Treyarch has really endeavored to improve upon the tried-and-tested single-player formula in this sequel, but unfortunately its a mixed bag. Some of the missions feel a bit more open, sometimes you can go left OR right, but don’t expect an open-world. The choice to go left or right doesn’t really add anything, however, it’s just two linear tunnels, both filled with enemies.
Then there are the Strike Force missions, which are designed to bring some strategy to the campaign: taking command of an array of units, placing them in strategic positions and holding off waves of enemies. The idea is that these missions play similar to an RTS game, adding a tactical layer to the campaign. The player gets reinforcements at key points to fill up their dwindling ranks, and they have a set amount of time to hold off the enemy. You can zoom out and command the units from a birds-eye view, or control each unit directly whilst issuing orders to your comrades. The idea is great, it’s just a shame the execution is less than perfect.
Controlling the units was my default approach to these missions, as the artificial intelligence can’t seem to cope with the enemy without input from the player.

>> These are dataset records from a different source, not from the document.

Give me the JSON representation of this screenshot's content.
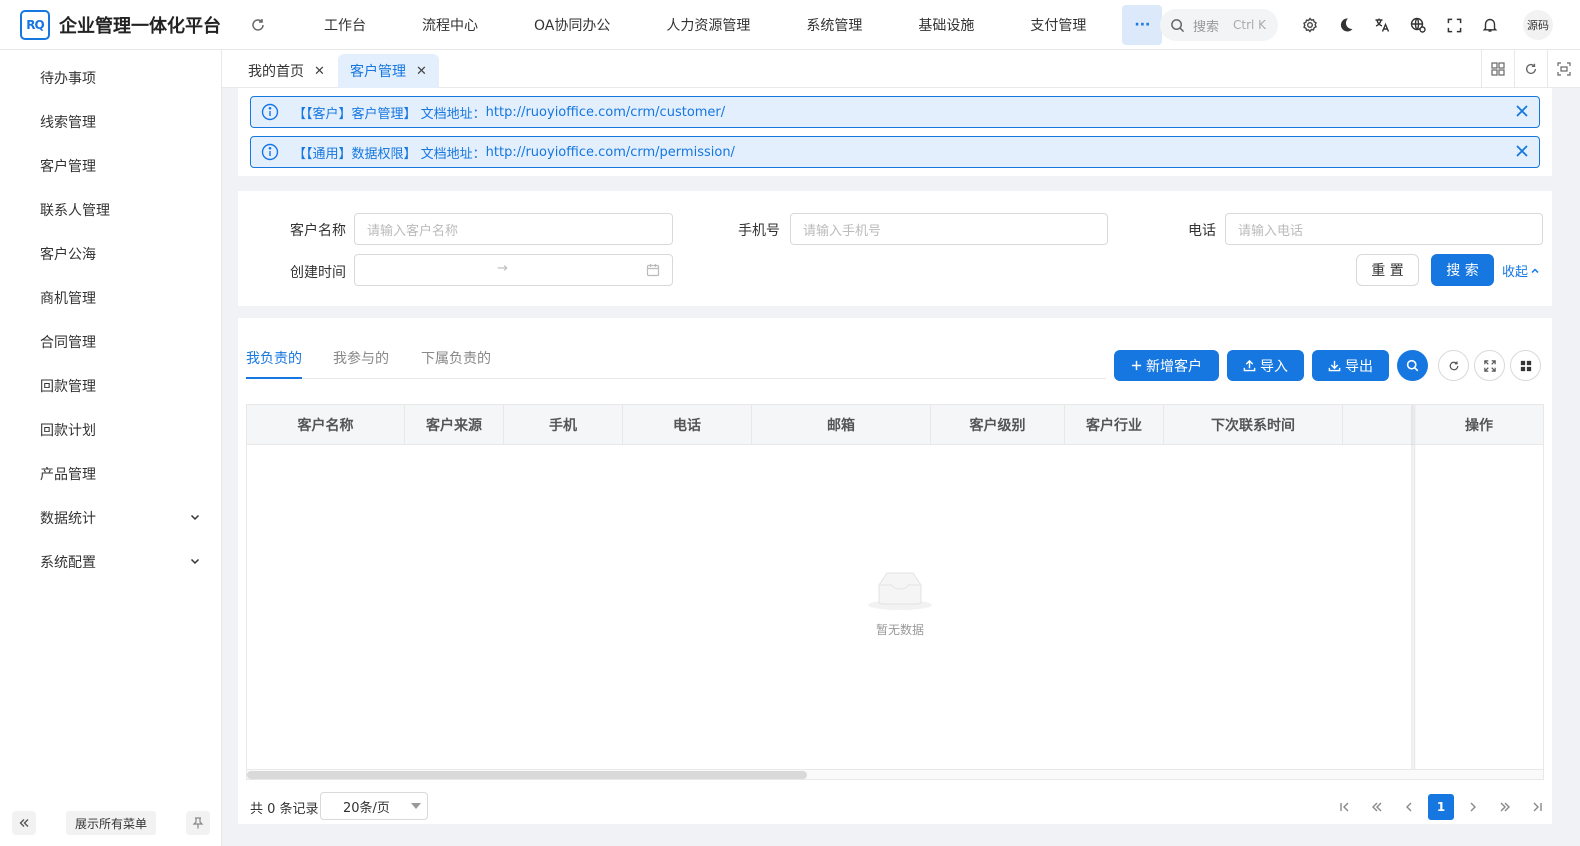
{
  "app": {
    "logo_text": "RQ",
    "title": "企业管理一体化平台"
  },
  "topnav": {
    "items": [
      "工作台",
      "流程中心",
      "OA协同办公",
      "人力资源管理",
      "系统管理",
      "基础设施",
      "支付管理"
    ],
    "more": "···"
  },
  "top_search": {
    "placeholder": "搜索",
    "shortcut": "Ctrl K"
  },
  "top_icons": [
    "gear-icon",
    "moon-icon",
    "translate-icon",
    "globe-icon",
    "fullscreen-icon",
    "bell-icon"
  ],
  "user": {
    "name": "源码"
  },
  "sidebar": {
    "items": [
      {
        "label": "待办事项"
      },
      {
        "label": "线索管理"
      },
      {
        "label": "客户管理"
      },
      {
        "label": "联系人管理"
      },
      {
        "label": "客户公海"
      },
      {
        "label": "商机管理"
      },
      {
        "label": "合同管理"
      },
      {
        "label": "回款管理"
      },
      {
        "label": "回款计划"
      },
      {
        "label": "产品管理"
      },
      {
        "label": "数据统计"
      },
      {
        "label": "系统配置"
      }
    ],
    "show_all": "展示所有菜单"
  },
  "tabs": [
    {
      "label": "我的首页",
      "active": false
    },
    {
      "label": "客户管理",
      "active": true
    }
  ],
  "alerts": [
    {
      "prefix": "【【客户】客户管理】 文档地址：",
      "url": "http://ruoyioffice.com/crm/customer/"
    },
    {
      "prefix": "【【通用】数据权限】 文档地址：",
      "url": "http://ruoyioffice.com/crm/permission/"
    }
  ],
  "search_form": {
    "name_label": "客户名称",
    "name_placeholder": "请输入客户名称",
    "mobile_label": "手机号",
    "mobile_placeholder": "请输入手机号",
    "phone_label": "电话",
    "phone_placeholder": "请输入电话",
    "created_label": "创建时间",
    "range_separator": "→",
    "reset": "重 置",
    "search": "搜 索",
    "collapse": "收起"
  },
  "subtabs": [
    "我负责的",
    "我参与的",
    "下属负责的"
  ],
  "toolbar": {
    "add": "新增客户",
    "import": "导入",
    "export": "导出"
  },
  "table": {
    "columns": [
      "客户名称",
      "客户来源",
      "手机",
      "电话",
      "邮箱",
      "客户级别",
      "客户行业",
      "下次联系时间",
      "操作"
    ],
    "rows": [],
    "empty_text": "暂无数据"
  },
  "pagination": {
    "total_text": "共 0 条记录",
    "page_size": "20条/页",
    "current_page": "1"
  },
  "colors": {
    "primary": "#1677e0",
    "alert_bg": "#e3effd"
  }
}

When I was playing these battles directly, they felt like a wave-based objective mode where you run from one side of the map to the other, defending key points on the small maps. If the maps had been a bit larger, there would have been more scope for tactical input, but with small maps you only need to cluster your forces in a few key points.

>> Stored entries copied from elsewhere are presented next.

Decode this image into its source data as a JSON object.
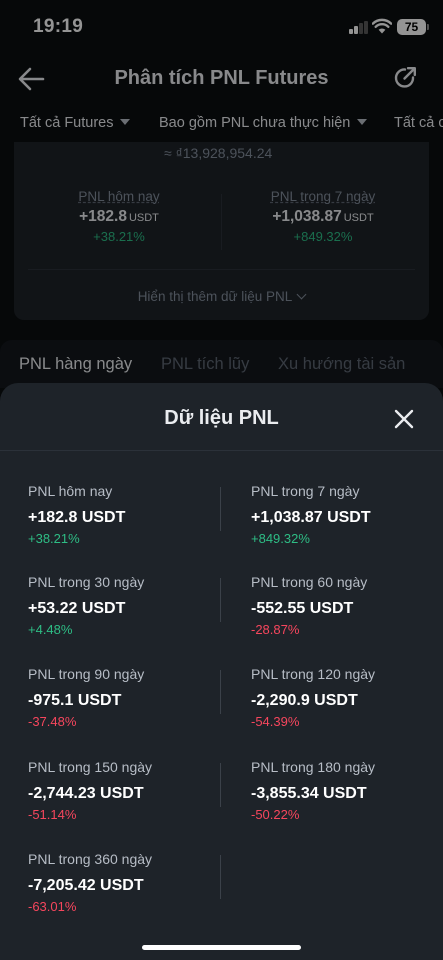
{
  "status_bar": {
    "time": "19:19",
    "battery": "75"
  },
  "nav": {
    "title": "Phân tích PNL Futures"
  },
  "filters": [
    {
      "label": "Tất cả Futures"
    },
    {
      "label": "Bao gồm PNL chưa thực hiện"
    },
    {
      "label": "Tất cả c"
    }
  ],
  "summary": {
    "approx_value": "≈ ₫13,928,954.24",
    "today": {
      "label": "PNL hôm nay",
      "value": "+182.8",
      "unit": "USDT",
      "pct": "+38.21%"
    },
    "week": {
      "label": "PNL trong 7 ngày",
      "value": "+1,038.87",
      "unit": "USDT",
      "pct": "+849.32%"
    },
    "more_label": "Hiển thị thêm dữ liệu PNL"
  },
  "tabs": [
    {
      "label": "PNL hàng ngày"
    },
    {
      "label": "PNL tích lũy"
    },
    {
      "label": "Xu hướng tài sản"
    }
  ],
  "sheet": {
    "title": "Dữ liệu PNL",
    "items": [
      {
        "label": "PNL hôm nay",
        "value": "+182.8 USDT",
        "pct": "+38.21%",
        "trend": "pos"
      },
      {
        "label": "PNL trong 7 ngày",
        "value": "+1,038.87 USDT",
        "pct": "+849.32%",
        "trend": "pos"
      },
      {
        "label": "PNL trong 30 ngày",
        "value": "+53.22 USDT",
        "pct": "+4.48%",
        "trend": "pos"
      },
      {
        "label": "PNL trong 60 ngày",
        "value": "-552.55 USDT",
        "pct": "-28.87%",
        "trend": "neg"
      },
      {
        "label": "PNL trong 90 ngày",
        "value": "-975.1 USDT",
        "pct": "-37.48%",
        "trend": "neg"
      },
      {
        "label": "PNL trong 120 ngày",
        "value": "-2,290.9 USDT",
        "pct": "-54.39%",
        "trend": "neg"
      },
      {
        "label": "PNL trong 150 ngày",
        "value": "-2,744.23 USDT",
        "pct": "-51.14%",
        "trend": "neg"
      },
      {
        "label": "PNL trong 180 ngày",
        "value": "-3,855.34 USDT",
        "pct": "-50.22%",
        "trend": "neg"
      },
      {
        "label": "PNL trong 360 ngày",
        "value": "-7,205.42 USDT",
        "pct": "-63.01%",
        "trend": "neg"
      }
    ]
  },
  "colors": {
    "positive": "#2ebd85",
    "negative": "#f6465d",
    "sheet_bg": "#1e2329"
  }
}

The Strike Force missions also affect the games story, so if you are planning on skipping them, you will face the consequences. Branching story-lines are another new addition to Call of Duty, and aside from the SF missions, you occasionally get a binary choice in a cutscene. It’s a nice addition and it certainly doesn’t take away from the tried-and-tested formula. At the beginning of each mission you can also choose your loadout, picking weapons and equipment for the upcoming battle. You can see the intent to change, but the execution is slightly off.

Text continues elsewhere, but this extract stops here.